O aumento da violência doméstica já foi identificado em vários países. No Rio de Janeiro os relatos aumentaram 50% durante o confinamento. É preciso pressionar o governo a implementar medidas eficazes para amenizar a coronacrise e combater a violência doméstica

Os agressores podem usar a pandemia para isolar ainda mais suas vítimas de amigos, familiares e do trabalho.
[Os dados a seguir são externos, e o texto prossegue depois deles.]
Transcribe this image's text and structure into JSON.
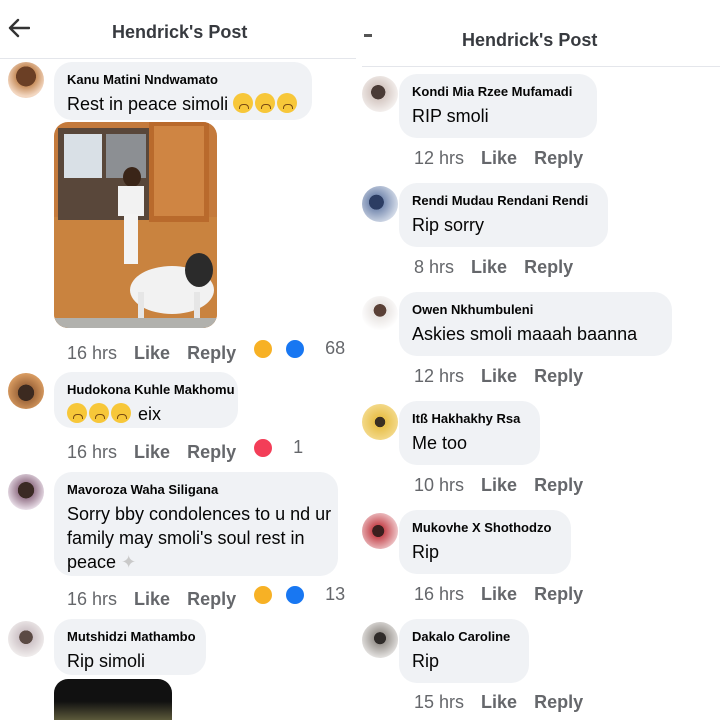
{
  "left": {
    "header": {
      "title": "Hendrick's Post"
    },
    "comments": [
      {
        "name": "Kanu Matini Nndwamato",
        "text": "Rest in peace simoli",
        "time": "16 hrs",
        "like": "Like",
        "reply": "Reply",
        "reaction_count": "68",
        "reaction_icons": [
          "haha-icon",
          "like-icon"
        ]
      },
      {
        "name": "Hudokona Kuhle Makhomu",
        "text": "eix",
        "time": "16 hrs",
        "like": "Like",
        "reply": "Reply",
        "reaction_count": "1",
        "reaction_icons": [
          "love-icon"
        ]
      },
      {
        "name": "Mavoroza Waha Siligana",
        "text": "Sorry bby condolences to u nd ur family may smoli's soul rest in peace",
        "time": "16 hrs",
        "like": "Like",
        "reply": "Reply",
        "reaction_count": "13",
        "reaction_icons": [
          "haha-icon",
          "like-icon"
        ]
      },
      {
        "name": "Mutshidzi Mathambo",
        "text": "Rip simoli"
      }
    ]
  },
  "right": {
    "header": {
      "title": "Hendrick's Post"
    },
    "comments": [
      {
        "name": "Kondi Mia Rzee Mufamadi",
        "text": "RIP smoli",
        "time": "12 hrs",
        "like": "Like",
        "reply": "Reply"
      },
      {
        "name": "Rendi Mudau Rendani Rendi",
        "text": "Rip sorry",
        "time": "8 hrs",
        "like": "Like",
        "reply": "Reply"
      },
      {
        "name": "Owen Nkhumbuleni",
        "text": "Askies smoli maaah  baanna",
        "time": "12 hrs",
        "like": "Like",
        "reply": "Reply"
      },
      {
        "name": "Itß Hakhakhy Rsa",
        "text": "Me too",
        "time": "10 hrs",
        "like": "Like",
        "reply": "Reply"
      },
      {
        "name": "Mukovhe X Shothodzo",
        "text": "Rip",
        "time": "16 hrs",
        "like": "Like",
        "reply": "Reply"
      },
      {
        "name": "Dakalo Caroline",
        "text": "Rip",
        "time": "15 hrs",
        "like": "Like",
        "reply": "Reply"
      }
    ]
  },
  "colors": {
    "bubble": "#f0f2f5",
    "meta": "#65676b",
    "love": "#f33e58",
    "like": "#1877f2",
    "haha": "#f7b125"
  }
}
Foto: Agência Brasil

Embora a Covid-19 já tenha matado milhares de pessoas em todo o mundo e esteja paralisando a atividade econômica global, o presidente Jair Bolsonaro insiste em se referir a ela como uma "gripezinha". Apesar dos esforços do presidente para evitar a interrupção da atividade econômica no Brasil, o ritmo do país desacelerou e as pessoas que podem ficar confinadas em casa estão fazendo isso. Nesta semana, várias cidades e estados implementaram o fechamento obrigatório de serviços e comércios não essenciais. Diante desse novo cenário, com impactos ainda muito incertos, gostaríamos de levantar uma preocupação com um problema que foi relatado em outros países: o aumento da violência doméstica.

Estudos da Organização Mundial da Saúde (OMS 2018) mostram que em tempos de crise econômica aumenta o risco de violência física e sexual. Em um contexto de crise de saúde, econômica e social, "muitas pessoas sentem que estão perdendo o controle e buscam maneiras saudáveis de enfrentar a situação. Mas quando um agressor se sente impotente a vítima está em risco" (USA Today 2020). Além disso, um estudo sobre violência na Rússia (Popova, Otrachshenko e Tavares 2019) mostra que o comportamento violento é mais comum nos finais de semana, quando as famílias interagem mais.

Nos Estados Unidos, a quarentena para retardar a expansão da Covid-19 leva ao confinamento de pessoas que são vítimas de violência doméstica com seus agressores e as isola de recursos protetores. Além disso, os agressores podem usar a pandemia como uma maneira de isolar ainda mais suas vítimas de amigos, familiares e do trabalho. Em casos mais extremos, "os agressores ameaçam jogar suas vítimas na rua caso fiquem doentes" (revista Time 2020).

Na China, também há relatos de aumentos drásticos da violência doméstica durante a quarentena, especialmente na província de Hubei. O número de casos relatados em janeiro na delegacia de Jianli, em Hubei, triplicou em comparação com o mesmo período do ano anterior (de 47 casos para 162). Segundo uma ativista da região, durante esse período, "90% das causas de violência se relacionaram à epidemia do Covid-19" (SixthTone 2020).

As estatísticas de violência doméstica e feminicídio no Brasil já são assustadoras e crescentes. De acordo com dados do Centro de Estudos da Violência, da Universidade de São Paulo (USP), e do Fórum Brasileiro de Segurança Pública, 1.314 mulheres – uma a cada sete horas em média – foram mortas em crimes de ódio motivados por gênero em 2019. O número representa um aumento de 7,3% em relação aos 1.225 casos de feminicídio registrados em 2018 (Globo.com 2020).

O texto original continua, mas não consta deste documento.